Consider ReefEdge, which has long offered a security and management appliance to be used in conjunction with WLAN infrastructures.  At Networld+Interop 2003 last week, the company announced a framework for service interoperability it calls the Wireless Services Fabric. According to ReefEdge CTO Sandeep Singhal, the architecture follows a Web services model, with common data stores and messaging interfaces, to enable services developed by ReefEdge and third parties alike to communicate with one another to deliver a consistent view of users, policies, traffic, and so forth.

The framework, at this juncture, is “quasi-open,” in that ReefEdge is being selective about the partners that develop services for it (rather than just putting it in the public domain).

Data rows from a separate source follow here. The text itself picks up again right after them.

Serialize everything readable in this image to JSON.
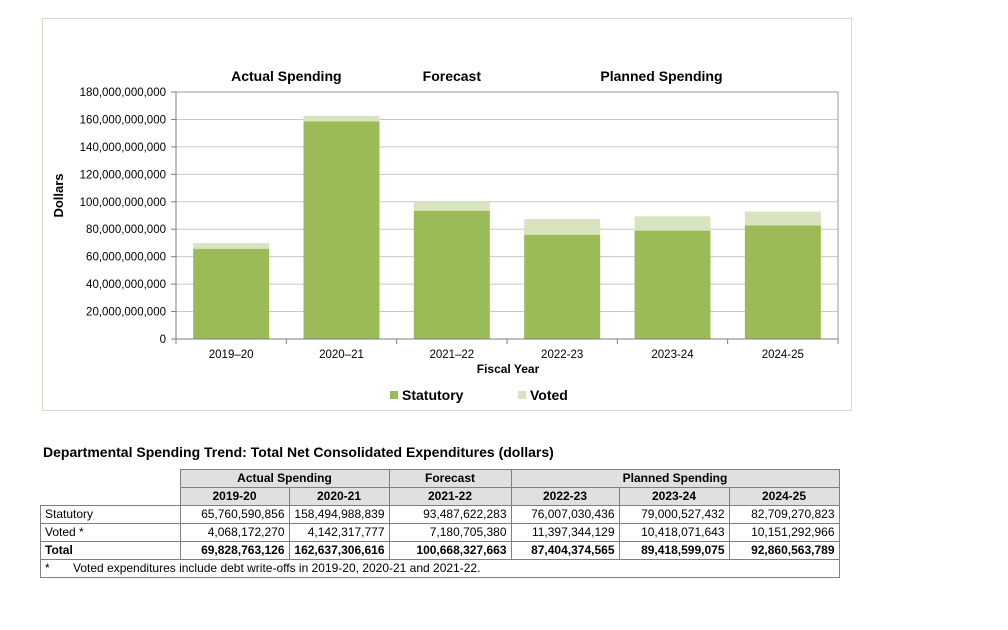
{
  "chart_data": {
    "type": "bar",
    "stacked": true,
    "categories": [
      "2019–20",
      "2020–21",
      "2021–22",
      "2022-23",
      "2023-24",
      "2024-25"
    ],
    "series": [
      {
        "name": "Statutory",
        "color": "#9bbb59",
        "values": [
          65760590856,
          158494988839,
          93487622283,
          76007030436,
          79000527432,
          82709270823
        ]
      },
      {
        "name": "Voted",
        "color": "#d7e4bd",
        "values": [
          4068172270,
          4142317777,
          7180705380,
          11397344129,
          10418071643,
          10151292966
        ]
      }
    ],
    "ylabel": "Dollars",
    "xlabel": "Fiscal Year",
    "ylim": [
      0,
      180000000000
    ],
    "yticks": [
      0,
      20000000000,
      40000000000,
      60000000000,
      80000000000,
      100000000000,
      120000000000,
      140000000000,
      160000000000,
      180000000000
    ],
    "ytick_labels": [
      "0",
      "20,000,000,000",
      "40,000,000,000",
      "60,000,000,000",
      "80,000,000,000",
      "100,000,000,000",
      "120,000,000,000",
      "140,000,000,000",
      "160,000,000,000",
      "180,000,000,000"
    ],
    "group_labels": [
      "Actual  Spending",
      "Forecast",
      "Planned Spending"
    ],
    "grid": true,
    "legend": "bottom-center"
  },
  "table": {
    "title": "Departmental Spending Trend: Total Net Consolidated Expenditures (dollars)",
    "groups": [
      "Actual Spending",
      "Forecast",
      "Planned Spending"
    ],
    "years": [
      "2019-20",
      "2020-21",
      "2021-22",
      "2022-23",
      "2023-24",
      "2024-25"
    ],
    "rows": [
      {
        "label": "Statutory",
        "values": [
          "65,760,590,856",
          "158,494,988,839",
          "93,487,622,283",
          "76,007,030,436",
          "79,000,527,432",
          "82,709,270,823"
        ]
      },
      {
        "label": "Voted *",
        "values": [
          "4,068,172,270",
          "4,142,317,777",
          "7,180,705,380",
          "11,397,344,129",
          "10,418,071,643",
          "10,151,292,966"
        ]
      },
      {
        "label": "Total",
        "values": [
          "69,828,763,126",
          "162,637,306,616",
          "100,668,327,663",
          "87,404,374,565",
          "89,418,599,075",
          "92,860,563,789"
        ]
      }
    ],
    "note_marker": "*",
    "note": "Voted expenditures include debt write-offs in 2019-20, 2020-21 and 2021-22."
  }
}
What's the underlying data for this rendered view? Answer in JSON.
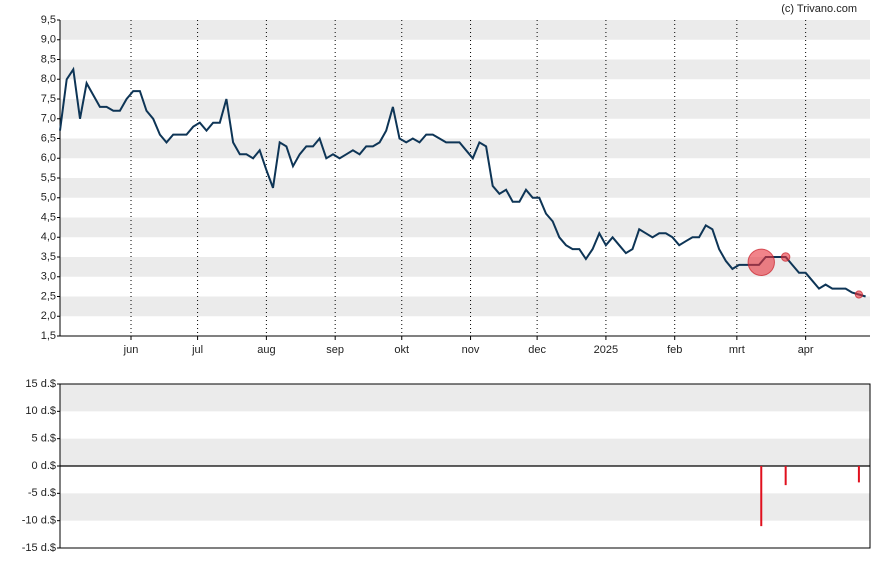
{
  "chart_data": [
    {
      "type": "line",
      "credit": "(c) Trivano.com",
      "x": [
        0,
        3,
        6,
        9,
        12,
        15,
        18,
        21,
        24,
        27,
        30,
        33,
        36,
        39,
        42,
        45,
        48,
        51,
        54,
        57,
        60,
        63,
        66,
        69,
        72,
        75,
        78,
        81,
        84,
        87,
        90,
        93,
        96,
        99,
        102,
        105,
        108,
        111,
        114,
        117,
        120,
        123,
        126,
        129,
        132,
        135,
        138,
        141,
        144,
        147,
        150,
        153,
        156,
        159,
        162,
        165,
        168,
        171,
        174,
        177,
        180,
        183,
        186,
        189,
        192,
        195,
        198,
        201,
        204,
        207,
        210,
        213,
        216,
        219,
        222,
        225,
        228,
        231,
        234,
        237,
        240,
        243,
        246,
        249,
        252,
        255,
        258,
        261,
        264,
        267,
        270,
        273,
        276,
        279,
        282,
        285,
        288,
        291,
        294,
        297,
        300,
        303,
        306,
        309,
        312,
        315,
        318,
        321,
        324,
        327,
        330,
        333,
        336,
        339,
        342,
        345,
        348,
        351,
        354,
        357,
        360,
        363
      ],
      "series": [
        {
          "name": "koers",
          "color": "#0e3556",
          "values": [
            6.7,
            8.0,
            8.25,
            7.0,
            7.9,
            7.6,
            7.3,
            7.3,
            7.2,
            7.2,
            7.5,
            7.7,
            7.7,
            7.2,
            7.0,
            6.6,
            6.4,
            6.6,
            6.6,
            6.6,
            6.8,
            6.9,
            6.7,
            6.9,
            6.9,
            7.5,
            6.4,
            6.1,
            6.1,
            6.0,
            6.2,
            5.7,
            5.25,
            6.4,
            6.3,
            5.8,
            6.1,
            6.3,
            6.3,
            6.5,
            6.0,
            6.1,
            6.0,
            6.1,
            6.2,
            6.1,
            6.3,
            6.3,
            6.4,
            6.7,
            7.3,
            6.5,
            6.4,
            6.5,
            6.4,
            6.6,
            6.6,
            6.5,
            6.4,
            6.4,
            6.4,
            6.2,
            6.0,
            6.4,
            6.3,
            5.3,
            5.1,
            5.2,
            4.9,
            4.9,
            5.2,
            5.0,
            5.0,
            4.6,
            4.4,
            4.0,
            3.8,
            3.7,
            3.7,
            3.45,
            3.7,
            4.1,
            3.8,
            4.0,
            3.8,
            3.6,
            3.7,
            4.2,
            4.1,
            4.0,
            4.1,
            4.1,
            4.0,
            3.8,
            3.9,
            4.0,
            4.0,
            4.3,
            4.2,
            3.7,
            3.4,
            3.2,
            3.3,
            3.3,
            3.3,
            3.3,
            3.5,
            3.5,
            3.5,
            3.5,
            3.3,
            3.1,
            3.1,
            2.9,
            2.7,
            2.8,
            2.7,
            2.7,
            2.7,
            2.6,
            2.55,
            2.5
          ]
        }
      ],
      "xlim": [
        0,
        365
      ],
      "xticks": [
        {
          "value": 32,
          "label": "jun"
        },
        {
          "value": 62,
          "label": "jul"
        },
        {
          "value": 93,
          "label": "aug"
        },
        {
          "value": 124,
          "label": "sep"
        },
        {
          "value": 154,
          "label": "okt"
        },
        {
          "value": 185,
          "label": "nov"
        },
        {
          "value": 215,
          "label": "dec"
        },
        {
          "value": 246,
          "label": "2025"
        },
        {
          "value": 277,
          "label": "feb"
        },
        {
          "value": 305,
          "label": "mrt"
        },
        {
          "value": 336,
          "label": "apr"
        }
      ],
      "ylim": [
        1.5,
        9.5
      ],
      "yticks": [
        {
          "value": 1.5,
          "label": "1,5"
        },
        {
          "value": 2,
          "label": "2,0"
        },
        {
          "value": 2.5,
          "label": "2,5"
        },
        {
          "value": 3,
          "label": "3,0"
        },
        {
          "value": 3.5,
          "label": "3,5"
        },
        {
          "value": 4,
          "label": "4,0"
        },
        {
          "value": 4.5,
          "label": "4,5"
        },
        {
          "value": 5,
          "label": "5,0"
        },
        {
          "value": 5.5,
          "label": "5,5"
        },
        {
          "value": 6,
          "label": "6,0"
        },
        {
          "value": 6.5,
          "label": "6,5"
        },
        {
          "value": 7,
          "label": "7,0"
        },
        {
          "value": 7.5,
          "label": "7,5"
        },
        {
          "value": 8,
          "label": "8,0"
        },
        {
          "value": 8.5,
          "label": "8,5"
        },
        {
          "value": 9,
          "label": "9,0"
        },
        {
          "value": 9.5,
          "label": "9,5"
        }
      ]
    },
    {
      "type": "bar",
      "x": [
        316,
        327,
        360
      ],
      "series": [
        {
          "name": "insider",
          "color": "#e0101e",
          "values": [
            -11,
            -3.5,
            -3
          ]
        }
      ],
      "xlim": [
        0,
        365
      ],
      "ylim": [
        -15,
        15
      ],
      "yticks": [
        {
          "value": -15,
          "label": "-15 d.$"
        },
        {
          "value": -10,
          "label": "-10 d.$"
        },
        {
          "value": -5,
          "label": "-5 d.$"
        },
        {
          "value": 0,
          "label": "0 d.$"
        },
        {
          "value": 5,
          "label": "5 d.$"
        },
        {
          "value": 10,
          "label": "10 d.$"
        },
        {
          "value": 15,
          "label": "15 d.$"
        }
      ]
    }
  ]
}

At announcement, the framework included a module from Wavelink, the Wavelink Mobile Manager for RF configuration, which is the first outside service to be integrated into the fabric. Meanwhile, ReefEdge announced three products of its own that fit the framework:

*AirMonitor, an AP-like device that mounts in the ceiling to detect access point failures and unauthorized changes to the WLAN configuration.

*Multi-Site Manager, for centralized, data center-based configuration and management of up to 2,000 sites.

*The CS200 Wireless Network Concentrator, which bundles the various services in software within a single device, rather than requiring you to purchase multiple dedicated appliances to get the services.